Statesmen are a cut above politicians. The latter are run-of-the-mill, nothing-specials who seek office for the thrill of it, for the power and notoriety it brings. Some politicians are better than others but it takes something more to rise above mere politics, the meatgrinder of principles. The best politician knows how to deftly manipulate the levers of power for personal advantage, but the statesman's allegiance is to loftier objectives.
What qualities define a statesman? He (or she) doesn't seek public office for personal gain or because it's the only job he knows how to do. In fact, like the legendary Cincinnatus of ancient Rome or George Washington in our own early history, the statesman takes time out from a life of accomplishment to serve the general welfare. He stands for a principled vision, not for what he thinks you'll fall for. He is well-informed about the vicissitudes of human nature, the lessons of history, the role of ideas, and the economics of the marketplace.
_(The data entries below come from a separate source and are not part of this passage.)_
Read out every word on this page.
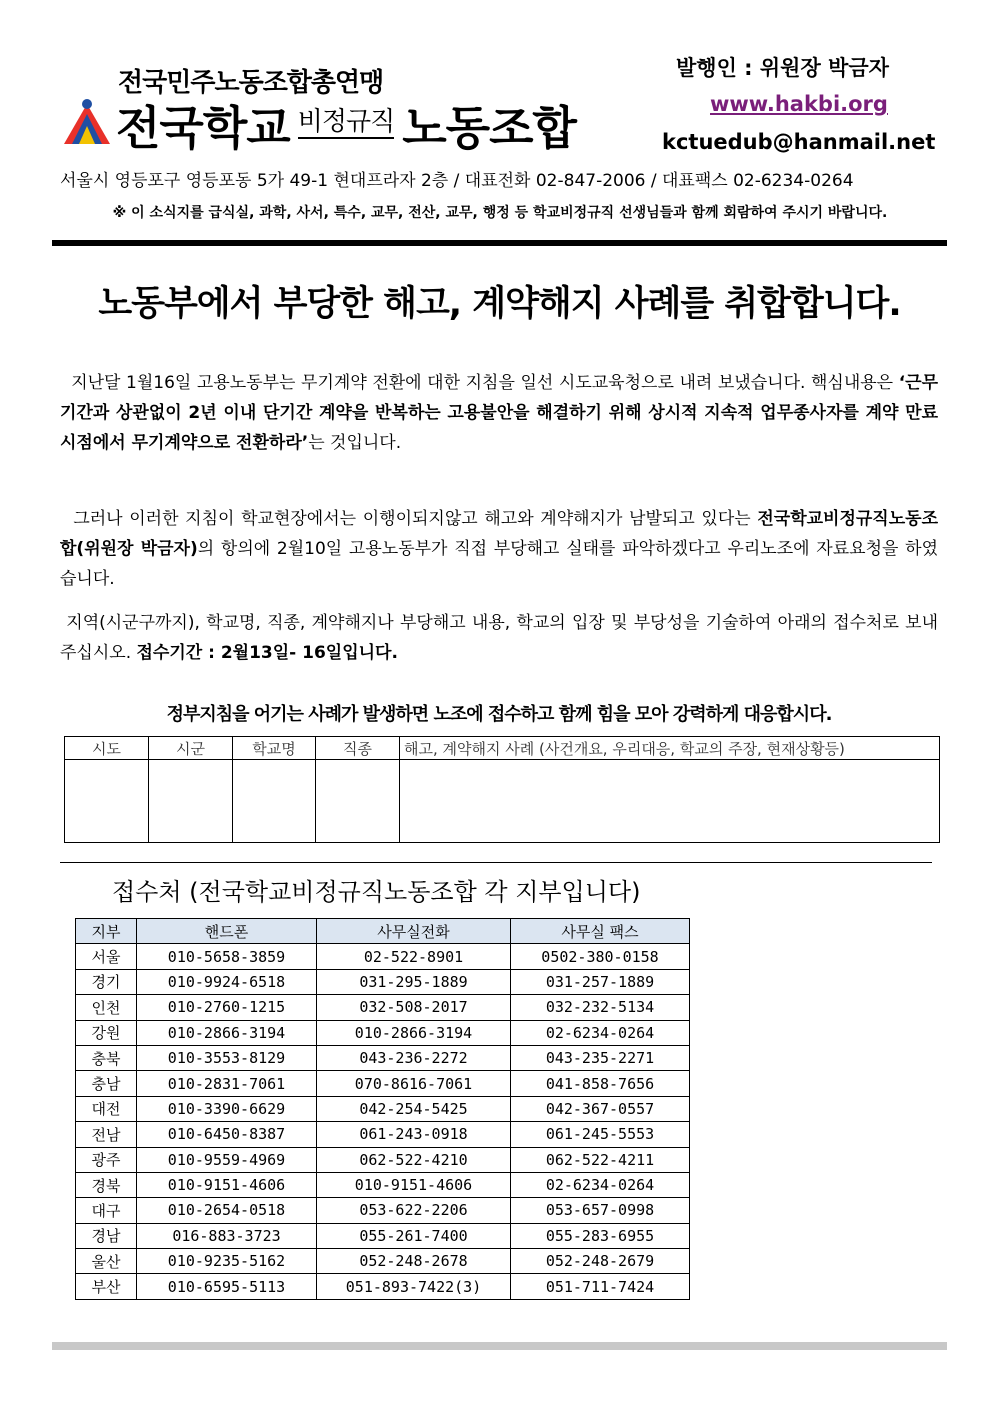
전국민주노동조합총연맹
전국학교 $^{비정규직}$ 노동조합
발행인 : 위원장 박금자
www.hakbi.org
kctuedub@hanmail.net
서울시 영등포구 영등포동 5가 49-1 현대프라자 2층 / 대표전화 02-847-2006 / 대표팩스 02-6234-0264
※ 이 소식지를 급식실, 과학, 사서, 특수, 교무, 전산, 교무, 행정 등 학교비정규직 선생님들과 함께 회람하여 주시기 바랍니다.
노동부에서 부당한 해고, 계약해지 사례를 취합합니다.
지난달 1월16일 고용노동부는 무기계약 전환에 대한 지침을 일선 시도교육청으로 내려 보냈습니다. 핵심내용은 ‘근무기간과 상관없이 2년 이내 단기간 계약을 반복하는 고용불안을 해결하기 위해 상시적 지속적 업무종사자를 계약 만료시점에서 무기계약으로 전환하라’는 것입니다.
그러나 이러한 지침이 학교현장에서는 이행이되지않고 해고와 계약해지가 남발되고 있다는 전국학교비정규직노동조합(위원장 박금자)의 항의에 2월10일 고용노동부가 직접 부당해고 실태를 파악하겠다고 우리노조에 자료요청을 하였습니다.
지역(시군구까지), 학교명, 직종, 계약해지나 부당해고 내용, 학교의 입장 및 부당성을 기술하여 아래의 접수처로 보내주십시오. 접수기간 : 2월13일- 16일입니다.
정부지침을 어기는 사례가 발생하면 노조에 접수하고 함께 힘을 모아 강력하게 대응합시다.
시도	시군	학교명	직종	해고, 계약해지 사례 (사건개요, 우리대응, 학교의 주장, 현재상황등)

접수처 (전국학교비정규직노동조합 각 지부입니다)
지부	핸드폰	사무실전화	사무실 팩스
서울	010-5658-3859	02-522-8901	0502-380-0158
경기	010-9924-6518	031-295-1889	031-257-1889
인천	010-2760-1215	032-508-2017	032-232-5134
강원	010-2866-3194	010-2866-3194	02-6234-0264
충북	010-3553-8129	043-236-2272	043-235-2271
충남	010-2831-7061	070-8616-7061	041-858-7656
대전	010-3390-6629	042-254-5425	042-367-0557
전남	010-6450-8387	061-243-0918	061-245-5553
광주	010-9559-4969	062-522-4210	062-522-4211
경북	010-9151-4606	010-9151-4606	02-6234-0264
대구	010-2654-0518	053-622-2206	053-657-0998
경남	016-883-3723	055-261-7400	055-283-6955
울산	010-9235-5162	052-248-2678	052-248-2679
부산	010-6595-5113	051-893-7422(3)	051-711-7424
He is a truth-seeker, which means he is more likely to do what's right than what may be politically popular at the moment. You know where he stands because he says what he means and means what he says. He elevates public discussion because he knows what he's talking about. He does not engage in class warfare or in other divisive or partisan tactics that pull people apart. He does not cynically buy votes with the money his taxes take from others. He may even judge his success in office as much by how many laws he repealed as by how many he passed.
So how do we breed more statesmen and fewer politicians? We can raise the standards we as voters require of our candidates. And we can support the educational efforts of groups like the Mackinac Center for Public Policy — efforts such as our "Statesmanship Initiative" that, when fully funded, will train candidates and officeholders in what good government is all about.
President Ronald Reagan once said, "We are a nation that has a government, not the other way around." If we want to keep it that way, we had best devote more time and resources to encouraging statesmanship. Ultimately, we get the government that we deserve.